Il Parlamento italiano si sta occupando, pur tra dure contestazioni e un rinvio a settembre, dello Ius Scholae, ovvero della concessione della cittadinanza italiana ai minori stranieri, nati in Italia o arrivati nel nostro Paese prima del compimento dei dodici anni, che vi risiedano legalmente e che abbiano frequentato almeno un ciclo scolastico di cinque anni (scuola dell’obbligo) o un corso di formazione professionale triennale o quadriennale.
Si tratta di una proposta di legge che si aspettava da anni e che riconosce un diritto a migliaia di giovani stranieri, che si sono perfettamente integrati nel nostro sistema scolastico e nella nostra società, acquisendo conoscenze e competenze, titoli di studio e, soprattutto, il senso di appartenenza ad una comunità civile e democratica, grazie anche alle lungimiranti ed efficaci azioni di inclusività messe in atto, a tutti i livelli, dal nostro sistema scolastico ed educativo.

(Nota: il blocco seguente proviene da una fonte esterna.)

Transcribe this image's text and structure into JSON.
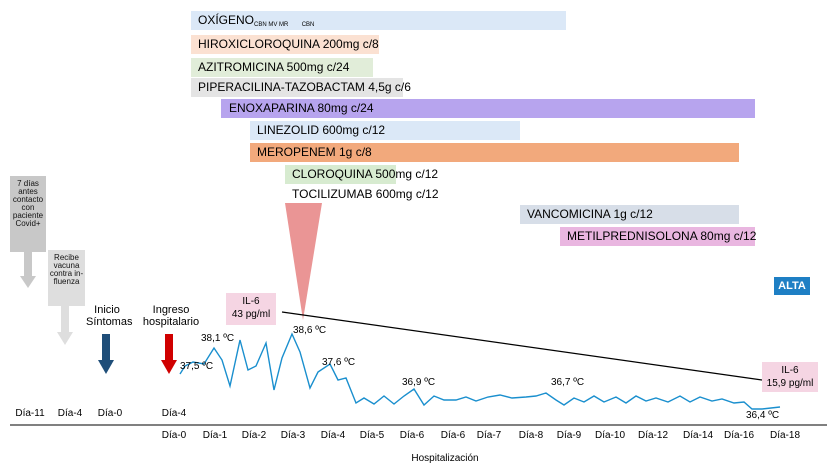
{
  "treatments": {
    "oxigeno": {
      "label": "OXÍGENO",
      "sub1": "CBN MV MR",
      "sub2": "CBN",
      "color": "#dbe8f7"
    },
    "hidroxi": {
      "label": "HIROXICLOROQUINA 200mg  c/8",
      "color": "#fbe1d2"
    },
    "azitro": {
      "label": "AZITROMICINA 500mg  c/24",
      "color": "#e1edd9"
    },
    "pipera": {
      "label": "PIPERACILINA-TAZOBACTAM 4,5g  c/6",
      "color": "#e4e4e4"
    },
    "enoxa": {
      "label": "ENOXAPARINA 80mg  c/24",
      "color": "#b7a4ee"
    },
    "linezolid": {
      "label": "LINEZOLID 600mg  c/12",
      "color": "#dbe8f7"
    },
    "meropenem": {
      "label": "MEROPENEM 1g  c/8",
      "color": "#f2a97c"
    },
    "cloroquina": {
      "label": "CLOROQUINA 500mg  c/12",
      "color": "#d7ebd0"
    },
    "tocilizumab": {
      "label": "TOCILIZUMAB 600mg  c/12"
    },
    "vancomicina": {
      "label": "VANCOMICINA 1g  c/12",
      "color": "#d7dee8"
    },
    "metilpred": {
      "label": "METILPREDNISOLONA 80mg  c/12",
      "color": "#e9b6e0"
    }
  },
  "timeline_notes": {
    "contact": [
      "7 días",
      "antes",
      "contacto",
      "con",
      "paciente",
      "Covid+"
    ],
    "vaccine": [
      "Recibe",
      "vacuna",
      "contra in-",
      "fluenza"
    ],
    "inicio": [
      "Inicio",
      "Síntomas"
    ],
    "ingreso": [
      "Ingreso",
      "hospitalario"
    ]
  },
  "alta": "ALTA",
  "il6_first": [
    "IL-6",
    "43 pg/ml"
  ],
  "il6_last": [
    "IL-6",
    "15,9 pg/ml"
  ],
  "temps": [
    "37,5 ºC",
    "38,1 ºC",
    "38,6 ºC",
    "37,6 ºC",
    "36,9 ºC",
    "36,7 ºC",
    "36,4 ºC"
  ],
  "pre_days": [
    "Día-11",
    "Día-4",
    "Día-0",
    "Día-4"
  ],
  "hosp_days": [
    "Día-0",
    "Día-1",
    "Día-2",
    "Día-3",
    "Día-4",
    "Día-5",
    "Día-6",
    "Día-6",
    "Día-7",
    "Día-8",
    "Día-9",
    "Día-10",
    "Día-12",
    "Día-14",
    "Día-16",
    "Día-18"
  ],
  "xaxis_title": "Hospitalización",
  "colors": {
    "temp_line": "#1a8fce",
    "alta": "#1e7fc4",
    "arrow_blue": "#1f4e79",
    "arrow_red": "#d00000",
    "arrow_grey": "#c8c8c8",
    "triangle": "#e88a8a"
  }
}
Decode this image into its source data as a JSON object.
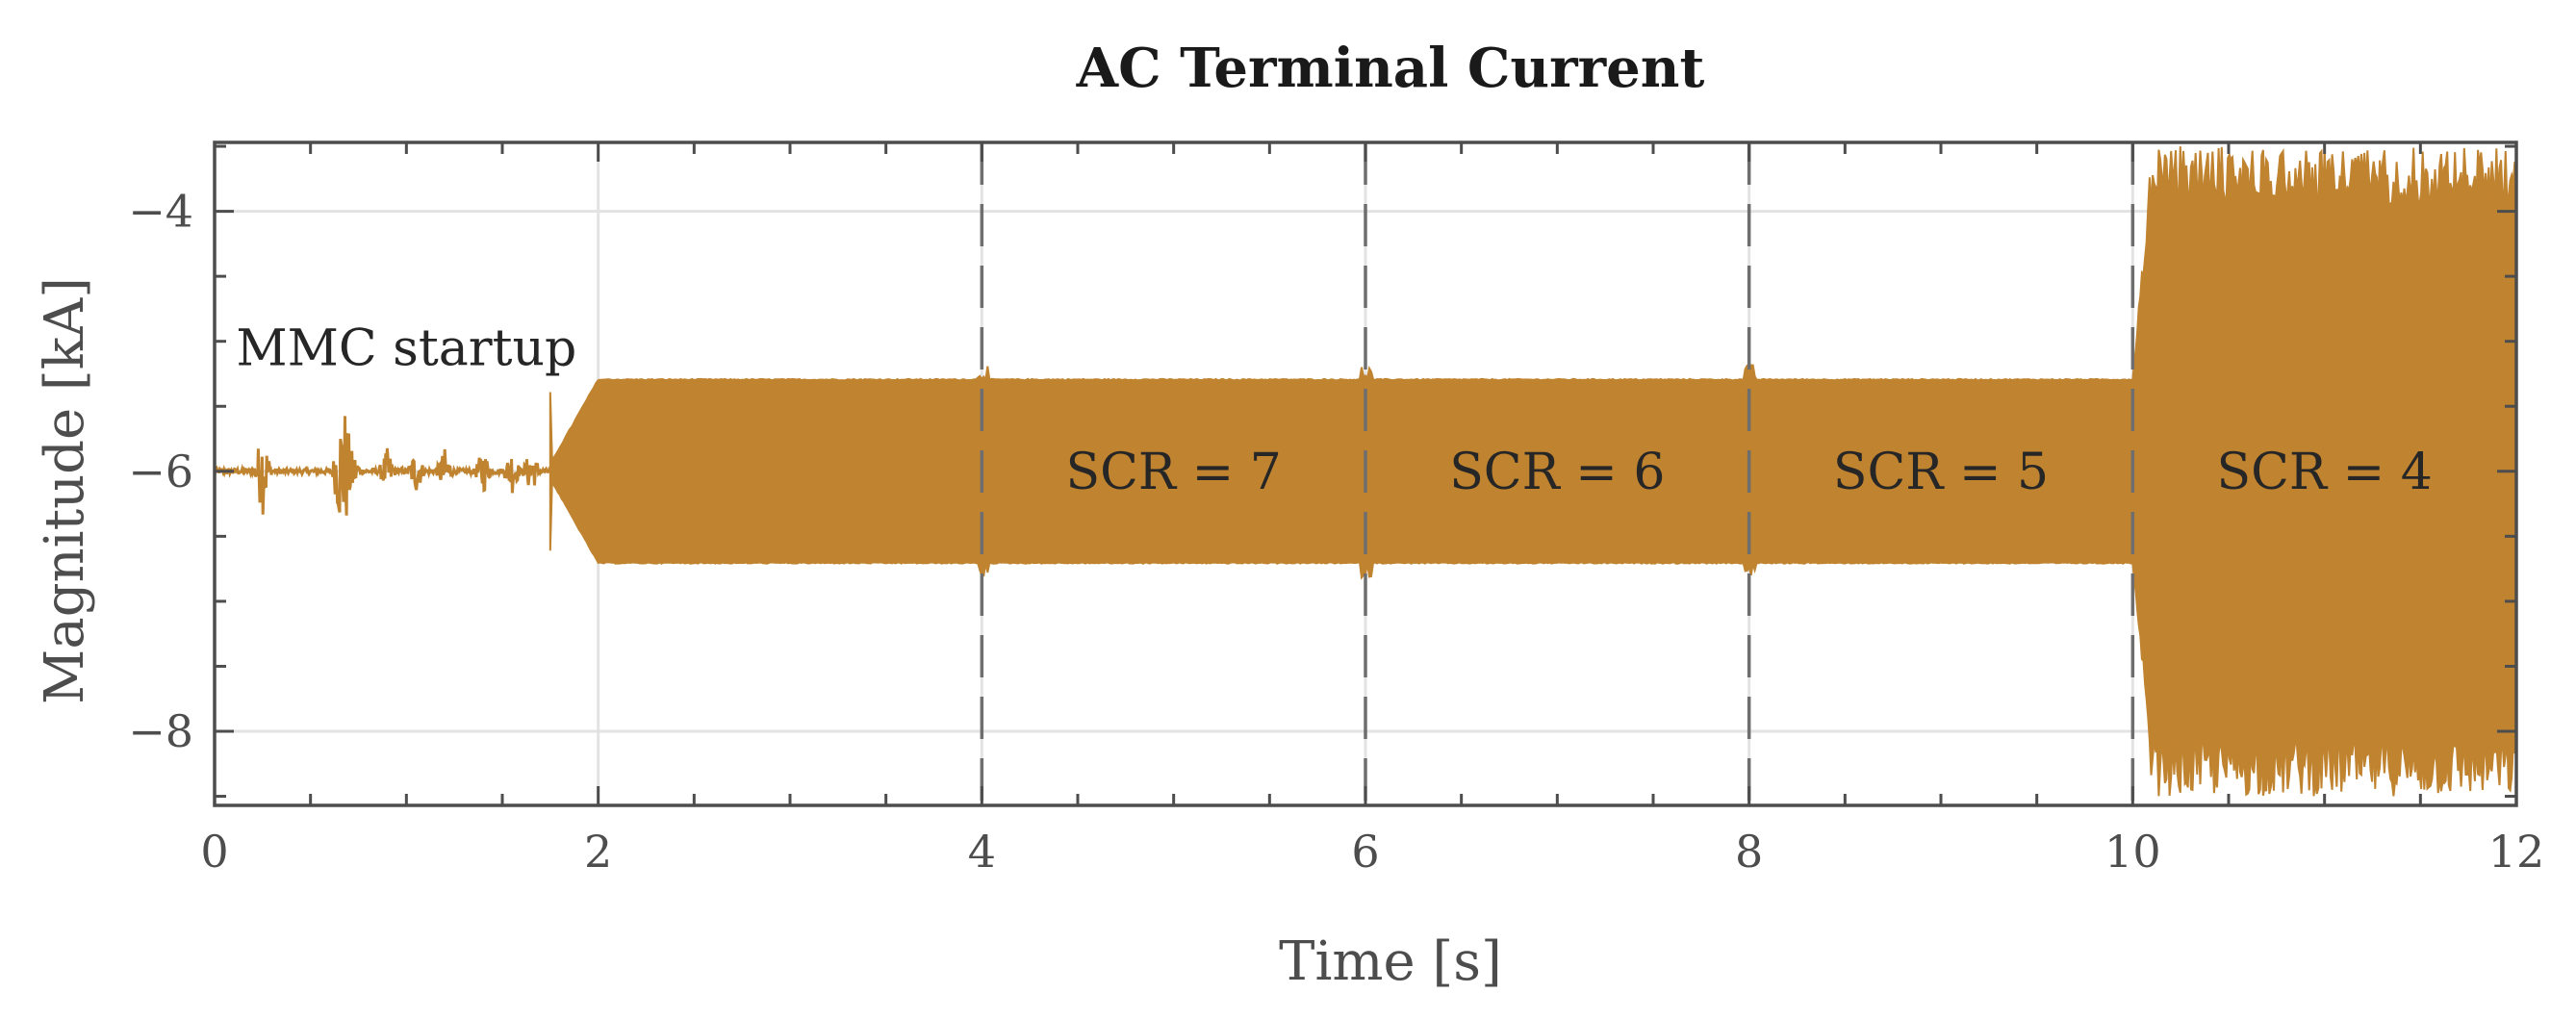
{
  "chart_data": {
    "type": "line",
    "title": "AC Terminal Current",
    "xlabel": "Time [s]",
    "ylabel": "Magnitude [kA]",
    "xlim": [
      0,
      12
    ],
    "ylim": [
      -8.57,
      -3.47
    ],
    "xticks": [
      0,
      2,
      4,
      6,
      8,
      10,
      12
    ],
    "xtick_labels": [
      "0",
      "2",
      "4",
      "6",
      "8",
      "10",
      "12"
    ],
    "yticks": [
      -8,
      -6,
      -4
    ],
    "ytick_labels": [
      "−8",
      "−6",
      "−4"
    ],
    "grid": true,
    "series_color": "#c0832f",
    "series": [
      {
        "segments": [
          {
            "t_start": 0.0,
            "t_end": 1.75,
            "center": -6.0,
            "min": -6.6,
            "max": -5.4,
            "note_envelope": "small transients"
          },
          {
            "t_start": 1.75,
            "t_end": 2.0,
            "center": -6.0,
            "min_start": -6.05,
            "min_end": -6.7,
            "max_start": -5.95,
            "max_end": -5.3
          },
          {
            "t_start": 2.0,
            "t_end": 4.0,
            "center": -6.0,
            "min": -6.7,
            "max": -5.3
          },
          {
            "t_start": 4.0,
            "t_end": 6.0,
            "center": -6.0,
            "min": -6.7,
            "max": -5.3
          },
          {
            "t_start": 6.0,
            "t_end": 8.0,
            "center": -6.0,
            "min": -6.7,
            "max": -5.3
          },
          {
            "t_start": 8.0,
            "t_end": 10.0,
            "center": -6.0,
            "min": -6.7,
            "max": -5.3
          },
          {
            "t_start": 10.0,
            "t_end": 12.0,
            "center": -6.0,
            "min": -8.5,
            "max": -3.5
          }
        ]
      }
    ],
    "vlines": [
      4,
      6,
      8,
      10
    ],
    "annotations": [
      {
        "text": "MMC startup",
        "x": 1.0,
        "y": -5.05
      },
      {
        "text": "SCR = 7",
        "x": 5.0,
        "y": -6.0
      },
      {
        "text": "SCR = 6",
        "x": 7.0,
        "y": -6.0
      },
      {
        "text": "SCR = 5",
        "x": 9.0,
        "y": -6.0
      },
      {
        "text": "SCR = 4",
        "x": 11.0,
        "y": -6.0
      }
    ]
  }
}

Lo Ius Scholae può essere, pertanto, un ottimo strumento di integrazione culturale, sociale, umana, in grado di prevenire il disagio dell’emarginazione e di controllare e contrastare i preoccupanti fenomeni di ribellione e di “radicalizzazione”, che si manifestano oggi, specie nelle periferie delle grandi città: vincolare la cittadinanza alla frequenza scolastica significa dare a questi giovani una “prospettiva di vita” (con diritti e doveri di cittadino) e, nel contempo, contribuire a rendere le loro famiglie più partecipi del percorso formativo dei propri figli.
Perché no, quindi, lo Ius Scholae? Sarebbe una legge perfettamente in linea con il Piano di azione della Commissione Europea sull’integrazione dei cittadini di paesi terzi del 2017 e con l’Agenda 2030 delle Nazioni Unite, ma soprattutto un elemento di civiltà e di Progresso del nostro Paese.